According to the correspondent, missiles impacted at least four neighborhoods in Tel Aviv and its suburbs.
Among the hardest hit was a high-rise in central Tel Aviv, where an Iranian missile struck directly as part of Operation True Promise III. According to Israeli media, the strike tore through multiple floors of the tower, displacing hundreds of residents.
Entire apartments were destroyed, forcing settler families into temporary shelters and hotels provided by the municipality. One resident told reporters, "We left the safe room and saw mostly smoke. Our apartment is gone. We went down to the basement, now we're refugees."

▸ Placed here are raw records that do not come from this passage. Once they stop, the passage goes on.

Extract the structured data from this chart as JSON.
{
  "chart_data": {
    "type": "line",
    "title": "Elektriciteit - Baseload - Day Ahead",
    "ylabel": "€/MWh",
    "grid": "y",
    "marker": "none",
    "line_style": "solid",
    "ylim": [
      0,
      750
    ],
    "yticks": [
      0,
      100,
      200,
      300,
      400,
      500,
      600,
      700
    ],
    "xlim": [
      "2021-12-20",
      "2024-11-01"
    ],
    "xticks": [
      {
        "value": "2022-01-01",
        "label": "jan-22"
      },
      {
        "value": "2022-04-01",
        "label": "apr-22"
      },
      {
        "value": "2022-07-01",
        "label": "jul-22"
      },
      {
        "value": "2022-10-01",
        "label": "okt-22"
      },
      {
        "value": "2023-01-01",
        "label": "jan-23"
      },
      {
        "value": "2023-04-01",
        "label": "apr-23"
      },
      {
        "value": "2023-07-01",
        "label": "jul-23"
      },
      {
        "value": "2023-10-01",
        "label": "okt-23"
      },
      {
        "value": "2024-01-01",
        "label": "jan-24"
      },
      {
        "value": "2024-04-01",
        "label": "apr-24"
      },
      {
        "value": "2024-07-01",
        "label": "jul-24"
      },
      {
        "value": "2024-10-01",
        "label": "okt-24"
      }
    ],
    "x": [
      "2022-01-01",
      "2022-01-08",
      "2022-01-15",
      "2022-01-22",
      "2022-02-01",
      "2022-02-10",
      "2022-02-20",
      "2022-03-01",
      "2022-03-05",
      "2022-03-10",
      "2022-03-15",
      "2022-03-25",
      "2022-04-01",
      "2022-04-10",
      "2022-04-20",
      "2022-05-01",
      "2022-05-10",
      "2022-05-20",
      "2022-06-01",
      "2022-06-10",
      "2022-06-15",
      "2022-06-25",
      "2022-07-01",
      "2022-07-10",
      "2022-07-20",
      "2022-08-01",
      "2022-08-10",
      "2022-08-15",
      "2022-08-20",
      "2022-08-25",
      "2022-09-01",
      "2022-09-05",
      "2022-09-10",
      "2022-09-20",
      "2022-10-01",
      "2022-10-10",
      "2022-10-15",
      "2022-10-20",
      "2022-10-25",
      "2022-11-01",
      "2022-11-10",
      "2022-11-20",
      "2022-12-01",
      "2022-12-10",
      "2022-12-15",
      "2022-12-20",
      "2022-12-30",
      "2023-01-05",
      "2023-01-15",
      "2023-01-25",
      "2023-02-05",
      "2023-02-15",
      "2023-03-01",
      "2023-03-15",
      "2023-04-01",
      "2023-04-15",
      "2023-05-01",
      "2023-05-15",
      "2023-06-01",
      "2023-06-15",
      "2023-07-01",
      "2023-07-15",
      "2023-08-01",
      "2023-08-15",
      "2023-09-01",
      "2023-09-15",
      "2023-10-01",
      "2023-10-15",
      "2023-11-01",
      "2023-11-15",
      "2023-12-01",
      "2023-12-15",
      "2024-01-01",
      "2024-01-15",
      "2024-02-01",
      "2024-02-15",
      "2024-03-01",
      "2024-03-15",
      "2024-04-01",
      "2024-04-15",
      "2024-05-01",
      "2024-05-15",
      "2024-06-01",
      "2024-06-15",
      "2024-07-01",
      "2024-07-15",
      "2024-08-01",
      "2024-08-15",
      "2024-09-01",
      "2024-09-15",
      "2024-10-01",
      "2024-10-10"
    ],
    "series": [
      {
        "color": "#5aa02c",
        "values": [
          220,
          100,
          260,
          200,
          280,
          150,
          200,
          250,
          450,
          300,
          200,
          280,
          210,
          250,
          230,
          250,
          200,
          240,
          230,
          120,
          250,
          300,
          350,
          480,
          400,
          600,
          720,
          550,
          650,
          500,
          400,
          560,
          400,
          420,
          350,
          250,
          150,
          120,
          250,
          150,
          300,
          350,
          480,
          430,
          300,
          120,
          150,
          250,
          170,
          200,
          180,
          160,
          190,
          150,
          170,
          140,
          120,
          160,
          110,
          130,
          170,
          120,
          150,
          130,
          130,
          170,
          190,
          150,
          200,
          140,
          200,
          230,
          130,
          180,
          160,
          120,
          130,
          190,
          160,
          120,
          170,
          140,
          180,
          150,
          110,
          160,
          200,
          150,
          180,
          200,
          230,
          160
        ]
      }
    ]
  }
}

The Iranian missile retaliation follows Tel Aviv's illegal and unprovoked attack that began early Friday, when Israeli warplanes and sabotage units launched a full-scale assault on Iranian territory. The operation, planned for months with overt US backing, included coordinated strikes on over 250 sites, among them nuclear research centers, air bases, IRGC facilities, civilian infrastructure, and even hospitals.
As a result of Israeli aggression, an estimated 220 people have been killed and more than 1,800 injured, according to Iran's Ministry of Health. In response, Iran's retaliatory strikes—previously unimaginable in the heart of Israeli cities—have reportedly left 24 dead and over 600 wounded, according to Israeli media.
While Tel Aviv residents now experience temporary displacement in furnished hotels with emergency services on standby, the scenes of crying children, families clutching pets, and entire households reduced to rubble mirror daily life for Palestinians in Gaza and the West Bank.
The irony, as observers noted, is stark: a regime that has long operated with impunity is now confronting the consequences of its own doctrine of domination. As one Tel Aviv resident bitterly remarked, "The state has decided to commit suicide… What happened here was inevitable."